Dados - O Sistema Nacional de Informações de Segurança Pública, Prisionais e sobre Drogas (Sinesp), plataforma que integra e disponibiliza dados sobre a criminalidade no país, será obrigado a coletar dados específicos sobre violência contra a mulher. A exigência está estabelecida no PLS 244/2016, aprovado nesta quarta-feira.  "O recorte e a catalogação específica de registros de violência contra a mulher contribuirão para que o país avance no enfrentamento a essa terrível chaga”, afirma a autora da proposição, senadora Simone Tebet (PMDB-MS).

Vítimas de violência - Os senadores aprovaram ainda proposta de iniciativa da senadora Ângela Portela (PT-RR).
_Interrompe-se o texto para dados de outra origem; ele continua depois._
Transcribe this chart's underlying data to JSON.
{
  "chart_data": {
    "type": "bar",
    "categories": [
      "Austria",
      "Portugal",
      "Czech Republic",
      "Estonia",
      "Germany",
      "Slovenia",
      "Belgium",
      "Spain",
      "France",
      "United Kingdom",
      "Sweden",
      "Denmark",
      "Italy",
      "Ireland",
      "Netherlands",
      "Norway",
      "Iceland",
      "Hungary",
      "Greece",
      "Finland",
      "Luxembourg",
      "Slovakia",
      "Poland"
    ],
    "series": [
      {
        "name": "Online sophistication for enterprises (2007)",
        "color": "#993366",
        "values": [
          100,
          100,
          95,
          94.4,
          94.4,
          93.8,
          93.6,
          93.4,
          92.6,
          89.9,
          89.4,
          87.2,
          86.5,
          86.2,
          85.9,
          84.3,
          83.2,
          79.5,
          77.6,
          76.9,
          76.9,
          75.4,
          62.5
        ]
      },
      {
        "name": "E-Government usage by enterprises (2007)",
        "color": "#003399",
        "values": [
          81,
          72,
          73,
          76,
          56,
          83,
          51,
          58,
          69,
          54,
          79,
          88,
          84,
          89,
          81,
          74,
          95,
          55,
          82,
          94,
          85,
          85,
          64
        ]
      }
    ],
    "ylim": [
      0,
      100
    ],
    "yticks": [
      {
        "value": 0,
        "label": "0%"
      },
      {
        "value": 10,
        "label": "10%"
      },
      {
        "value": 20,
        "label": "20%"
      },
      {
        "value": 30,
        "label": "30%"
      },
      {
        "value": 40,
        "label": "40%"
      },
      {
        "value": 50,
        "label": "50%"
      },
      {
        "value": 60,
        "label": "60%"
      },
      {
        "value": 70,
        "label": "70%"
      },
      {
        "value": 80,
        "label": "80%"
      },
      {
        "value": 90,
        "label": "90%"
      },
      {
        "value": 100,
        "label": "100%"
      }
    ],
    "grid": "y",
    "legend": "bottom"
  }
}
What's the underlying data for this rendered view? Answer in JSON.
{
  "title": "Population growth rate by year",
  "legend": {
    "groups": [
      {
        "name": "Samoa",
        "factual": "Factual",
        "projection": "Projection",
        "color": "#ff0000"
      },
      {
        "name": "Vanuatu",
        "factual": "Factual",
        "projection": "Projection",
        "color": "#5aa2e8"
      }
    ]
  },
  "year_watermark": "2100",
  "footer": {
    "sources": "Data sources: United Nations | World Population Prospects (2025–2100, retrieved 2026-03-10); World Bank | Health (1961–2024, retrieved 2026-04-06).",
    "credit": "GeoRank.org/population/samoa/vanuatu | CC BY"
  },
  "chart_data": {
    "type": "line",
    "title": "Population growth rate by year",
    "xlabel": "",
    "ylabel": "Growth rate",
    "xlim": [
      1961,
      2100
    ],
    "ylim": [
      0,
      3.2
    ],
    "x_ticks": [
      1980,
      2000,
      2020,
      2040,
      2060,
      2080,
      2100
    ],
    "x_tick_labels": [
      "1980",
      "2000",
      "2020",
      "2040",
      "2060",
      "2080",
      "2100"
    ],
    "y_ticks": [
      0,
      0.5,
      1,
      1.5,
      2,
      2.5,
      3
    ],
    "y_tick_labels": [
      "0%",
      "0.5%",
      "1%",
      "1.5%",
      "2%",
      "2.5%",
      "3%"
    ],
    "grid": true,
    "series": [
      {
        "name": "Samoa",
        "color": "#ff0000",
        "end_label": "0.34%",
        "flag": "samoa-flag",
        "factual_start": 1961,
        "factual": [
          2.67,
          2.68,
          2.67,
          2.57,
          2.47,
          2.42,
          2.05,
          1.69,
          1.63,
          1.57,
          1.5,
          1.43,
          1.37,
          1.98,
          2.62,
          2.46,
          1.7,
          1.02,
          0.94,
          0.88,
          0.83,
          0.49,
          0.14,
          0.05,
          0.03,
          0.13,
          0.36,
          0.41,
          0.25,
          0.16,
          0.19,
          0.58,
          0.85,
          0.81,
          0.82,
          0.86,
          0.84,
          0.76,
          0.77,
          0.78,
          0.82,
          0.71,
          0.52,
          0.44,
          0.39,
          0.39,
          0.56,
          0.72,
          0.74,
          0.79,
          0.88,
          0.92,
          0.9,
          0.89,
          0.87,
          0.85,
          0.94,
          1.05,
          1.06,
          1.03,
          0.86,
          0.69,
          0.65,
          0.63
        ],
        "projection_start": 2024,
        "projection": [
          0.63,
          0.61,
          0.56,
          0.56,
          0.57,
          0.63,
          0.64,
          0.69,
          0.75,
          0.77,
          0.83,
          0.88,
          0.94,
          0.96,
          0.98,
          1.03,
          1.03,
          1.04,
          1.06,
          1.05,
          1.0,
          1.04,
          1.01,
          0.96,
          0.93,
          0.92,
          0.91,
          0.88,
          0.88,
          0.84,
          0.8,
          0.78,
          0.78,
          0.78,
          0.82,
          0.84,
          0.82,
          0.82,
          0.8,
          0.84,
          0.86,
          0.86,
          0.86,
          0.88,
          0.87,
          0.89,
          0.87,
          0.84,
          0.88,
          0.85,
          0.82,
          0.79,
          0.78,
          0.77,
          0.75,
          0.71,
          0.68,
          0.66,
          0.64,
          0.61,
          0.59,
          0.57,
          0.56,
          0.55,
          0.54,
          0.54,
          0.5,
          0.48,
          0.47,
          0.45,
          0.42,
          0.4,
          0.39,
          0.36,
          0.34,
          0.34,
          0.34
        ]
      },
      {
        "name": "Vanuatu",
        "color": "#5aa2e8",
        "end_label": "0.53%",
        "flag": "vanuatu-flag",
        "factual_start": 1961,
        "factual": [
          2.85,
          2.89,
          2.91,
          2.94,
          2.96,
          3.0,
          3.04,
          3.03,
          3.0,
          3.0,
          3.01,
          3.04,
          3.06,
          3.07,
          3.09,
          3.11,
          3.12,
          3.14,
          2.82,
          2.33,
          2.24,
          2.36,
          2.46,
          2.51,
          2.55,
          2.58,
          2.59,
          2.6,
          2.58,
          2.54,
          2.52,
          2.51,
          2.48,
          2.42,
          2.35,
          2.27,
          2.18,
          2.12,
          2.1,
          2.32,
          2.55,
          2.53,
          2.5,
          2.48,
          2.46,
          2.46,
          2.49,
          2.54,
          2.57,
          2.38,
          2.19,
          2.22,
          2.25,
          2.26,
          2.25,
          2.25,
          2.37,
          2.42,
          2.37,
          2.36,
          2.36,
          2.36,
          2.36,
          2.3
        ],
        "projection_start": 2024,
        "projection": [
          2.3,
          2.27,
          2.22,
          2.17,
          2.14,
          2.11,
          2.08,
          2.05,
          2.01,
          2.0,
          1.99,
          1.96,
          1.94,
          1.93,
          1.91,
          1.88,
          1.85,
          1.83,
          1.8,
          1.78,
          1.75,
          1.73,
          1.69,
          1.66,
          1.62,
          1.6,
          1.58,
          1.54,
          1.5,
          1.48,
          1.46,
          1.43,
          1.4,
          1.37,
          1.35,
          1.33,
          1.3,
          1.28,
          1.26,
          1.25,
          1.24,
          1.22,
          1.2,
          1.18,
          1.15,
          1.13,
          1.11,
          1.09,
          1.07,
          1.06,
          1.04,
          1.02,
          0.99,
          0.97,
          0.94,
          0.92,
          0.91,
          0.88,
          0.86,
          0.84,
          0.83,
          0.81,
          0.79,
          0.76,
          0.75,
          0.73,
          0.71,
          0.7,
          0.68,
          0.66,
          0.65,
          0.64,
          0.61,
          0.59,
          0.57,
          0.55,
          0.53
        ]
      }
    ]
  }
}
O PLS 195/2014 estabelece que em todos os casos de violência doméstica e familiar contra a mulher, o registro de ocorrência deve incluir a coleta de provas para esclarecer se houve presença de criança ou adolescente durante a agressão, como testemunha ou vítima.

Essas provas deverão ser remetidas ao juiz da Infância e da Juventude e ao Conselho Tutelar.  Na justificativa do projeto, a senadora considera que os filhos presenciam dois de cada três casos de violência contra a mãe. “O projeto beneficiará milhares de crianças e adolescentes que também são vítimas de violência doméstica e familiar no país”, afirmou a autora.

União estável - Entre os projetos aprovados está o que altera o Código Civil para reconhecer a união estável entre pessoas do mesmo sexo e para possibilitar a conversão dessa união em casamento. O PLS 612/2011 é de autoria da senadora Marta Suplicy (PMDB-SP).  Atualmente, o Código Civil reconhece como entidade familiar “a união estável entre o homem e a mulher, configurada na convivência pública, contínua e duradoura e estabelecida com o objetivo de constituição de família”. Com o projeto, a lei será alterada para estabelecer como família “a união estável entre duas pessoas”, mantendo o restante do texto do artigo.

Prêmio Berth Lutz - No final da manhã, o senador Pimentel também participou da Sessão Solene do Congresso Nacional para entrega do 16° Prêmio Bertha Lutz. A homenagem foi feita a cinco mulheres que, em 2016, contribuíram para a defesa dos direitos femininos e das questões de gênero no país.

Foram agraciadas Denice Santiago Santos do Rosário, major da Polícia Militar da Bahia, comandante da Ronda Maria da Penha — dedicada à prevenção da violência contra a mulher; Diza Gonzaga, que após a morte do filho criou a Fundação Thiago Moraes Gonzaga, para promover ações de prevenção à violência no trânsito; Isabel Cristina de Azevedo Heyvaert, embaixadora do Brasil na República da Sérvia; Raimunda Luzia de Brito, professora universitária e ex-presidente do Coletivo de Mulheres Negras do Mato Grosso; e a jornalista e escritora Tati Bernardi.